I wondered if it had been the last face I’d ever seen.
2
THE GOOD, THE BAD, AND THE SEXY
Later that day, Emma parked Sutton’s vintage Volvo outside the Old Tucson Movie Studios. A rickety, old-style western saloon stood in front of her, complete with swinging wooden doors and an overpowering stench of booze. Next to that was a bank building with bullet holes in the wall, a hitching post, and even a house that must have been a brothel, judging by the overly made-up women fanning themselves on the porch. In the fifties and sixties the studio had been a real movie set for westerns, but now it was an amusement park, a Wild West Disneyland full of tourists. Ethan Landry—Emma’s boyfriend and the only person who knew her true identity—had suggested they come here instead of the municipal tennis courts, their usual meeting spot.
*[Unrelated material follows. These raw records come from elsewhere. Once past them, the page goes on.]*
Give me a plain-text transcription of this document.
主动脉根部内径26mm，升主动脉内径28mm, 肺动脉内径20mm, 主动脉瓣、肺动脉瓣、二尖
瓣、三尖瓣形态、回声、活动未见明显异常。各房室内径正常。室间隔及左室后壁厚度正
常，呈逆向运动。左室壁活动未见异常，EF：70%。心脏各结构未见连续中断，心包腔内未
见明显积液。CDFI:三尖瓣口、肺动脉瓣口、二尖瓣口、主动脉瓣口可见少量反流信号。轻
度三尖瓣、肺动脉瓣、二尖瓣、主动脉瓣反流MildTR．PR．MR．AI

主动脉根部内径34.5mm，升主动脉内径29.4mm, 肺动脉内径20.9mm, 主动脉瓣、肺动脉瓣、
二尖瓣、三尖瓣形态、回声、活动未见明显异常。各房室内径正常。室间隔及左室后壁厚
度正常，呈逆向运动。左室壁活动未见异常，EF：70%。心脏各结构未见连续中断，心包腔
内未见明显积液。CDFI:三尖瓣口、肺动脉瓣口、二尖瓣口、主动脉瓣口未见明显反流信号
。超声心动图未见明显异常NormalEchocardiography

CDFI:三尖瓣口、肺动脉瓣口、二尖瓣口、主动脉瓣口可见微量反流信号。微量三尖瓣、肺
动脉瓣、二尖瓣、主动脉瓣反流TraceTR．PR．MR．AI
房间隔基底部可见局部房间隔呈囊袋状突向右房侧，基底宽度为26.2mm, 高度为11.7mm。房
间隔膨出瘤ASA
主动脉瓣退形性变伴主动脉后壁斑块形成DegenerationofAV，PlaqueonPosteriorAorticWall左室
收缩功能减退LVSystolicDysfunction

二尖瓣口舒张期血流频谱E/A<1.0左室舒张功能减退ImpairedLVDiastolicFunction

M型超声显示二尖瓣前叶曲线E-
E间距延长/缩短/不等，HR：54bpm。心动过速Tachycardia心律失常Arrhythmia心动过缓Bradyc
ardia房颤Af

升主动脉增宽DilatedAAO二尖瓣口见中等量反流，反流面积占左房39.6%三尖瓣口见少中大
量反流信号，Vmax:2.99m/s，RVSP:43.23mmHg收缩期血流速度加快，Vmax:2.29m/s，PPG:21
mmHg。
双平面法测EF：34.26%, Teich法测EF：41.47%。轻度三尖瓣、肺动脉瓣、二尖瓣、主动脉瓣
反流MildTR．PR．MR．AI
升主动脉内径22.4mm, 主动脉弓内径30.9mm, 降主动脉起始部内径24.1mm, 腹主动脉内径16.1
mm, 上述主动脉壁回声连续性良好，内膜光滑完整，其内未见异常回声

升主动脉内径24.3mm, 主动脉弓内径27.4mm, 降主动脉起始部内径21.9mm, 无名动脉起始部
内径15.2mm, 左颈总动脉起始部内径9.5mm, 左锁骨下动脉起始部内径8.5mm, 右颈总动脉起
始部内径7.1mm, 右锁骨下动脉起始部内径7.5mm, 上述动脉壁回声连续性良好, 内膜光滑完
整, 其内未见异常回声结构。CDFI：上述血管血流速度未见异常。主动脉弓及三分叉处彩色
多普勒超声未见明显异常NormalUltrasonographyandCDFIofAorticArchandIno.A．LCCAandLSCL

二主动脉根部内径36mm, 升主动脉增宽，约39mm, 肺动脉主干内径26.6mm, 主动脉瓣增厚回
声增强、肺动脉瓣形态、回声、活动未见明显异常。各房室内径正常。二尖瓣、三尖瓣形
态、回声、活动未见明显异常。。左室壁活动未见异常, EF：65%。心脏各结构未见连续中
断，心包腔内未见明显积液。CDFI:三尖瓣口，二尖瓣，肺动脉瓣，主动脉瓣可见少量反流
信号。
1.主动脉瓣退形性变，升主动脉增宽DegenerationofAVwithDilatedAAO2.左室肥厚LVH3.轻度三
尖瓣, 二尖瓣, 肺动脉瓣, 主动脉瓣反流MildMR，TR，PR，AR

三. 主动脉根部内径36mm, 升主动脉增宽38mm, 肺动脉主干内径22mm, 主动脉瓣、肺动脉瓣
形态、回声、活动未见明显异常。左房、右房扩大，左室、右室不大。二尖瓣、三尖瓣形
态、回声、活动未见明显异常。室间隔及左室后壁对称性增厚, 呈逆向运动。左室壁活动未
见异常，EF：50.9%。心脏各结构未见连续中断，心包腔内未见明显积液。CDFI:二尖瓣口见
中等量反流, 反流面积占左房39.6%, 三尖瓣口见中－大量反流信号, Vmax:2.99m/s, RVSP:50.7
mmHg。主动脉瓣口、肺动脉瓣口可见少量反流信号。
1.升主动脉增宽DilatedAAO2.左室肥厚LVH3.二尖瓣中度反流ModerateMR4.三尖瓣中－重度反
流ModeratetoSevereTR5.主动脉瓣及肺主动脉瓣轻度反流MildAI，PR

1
“Howdy, ma’am.” A man in cow-print chaps and spurs nodded his Stetson to her. Emma waved halfheartedly, not really feeling in the Wild West spirit. She wished she could—it would be reassuring to swagger confidently down the street, a gun at her hip, finally in charge of her destiny after feeling helpless for so long.
The studio sparked something in me, too. I was pretty sure I’d been here on a class trip and had laughed at the fakey-fakeness of it all with Char and Mads. We’d ditched the tour to sneak into the saloon through the outhouse in the back. Even half remembering how much fun I used to have with them filled me with longing.
After wandering for a few minutes without seeing Ethan, Emma plopped down on one of the benches facing Tucson Mountain Park and pulled out her copy of Jane Eyre, which they were reading for English. She had opened to the middle of the book when suddenly she heard gravel crunching behind her.
Ethan was passing by the general store, squinting into the afternoon sun. Her knees weakened slightly as she took in his broad shoulders, muscular legs, and dark, piercing blue eyes. He wore a pair of camouflage cargo shorts and a black sweatshirt, and his dark hair had a cute tousled look that made her want to run her fingers through it. His shadow stretched out toward her in the sunset as he approached.
“Reach for the sky, partner!” she said, jumping up and aiming her fingers at him like twin pistols.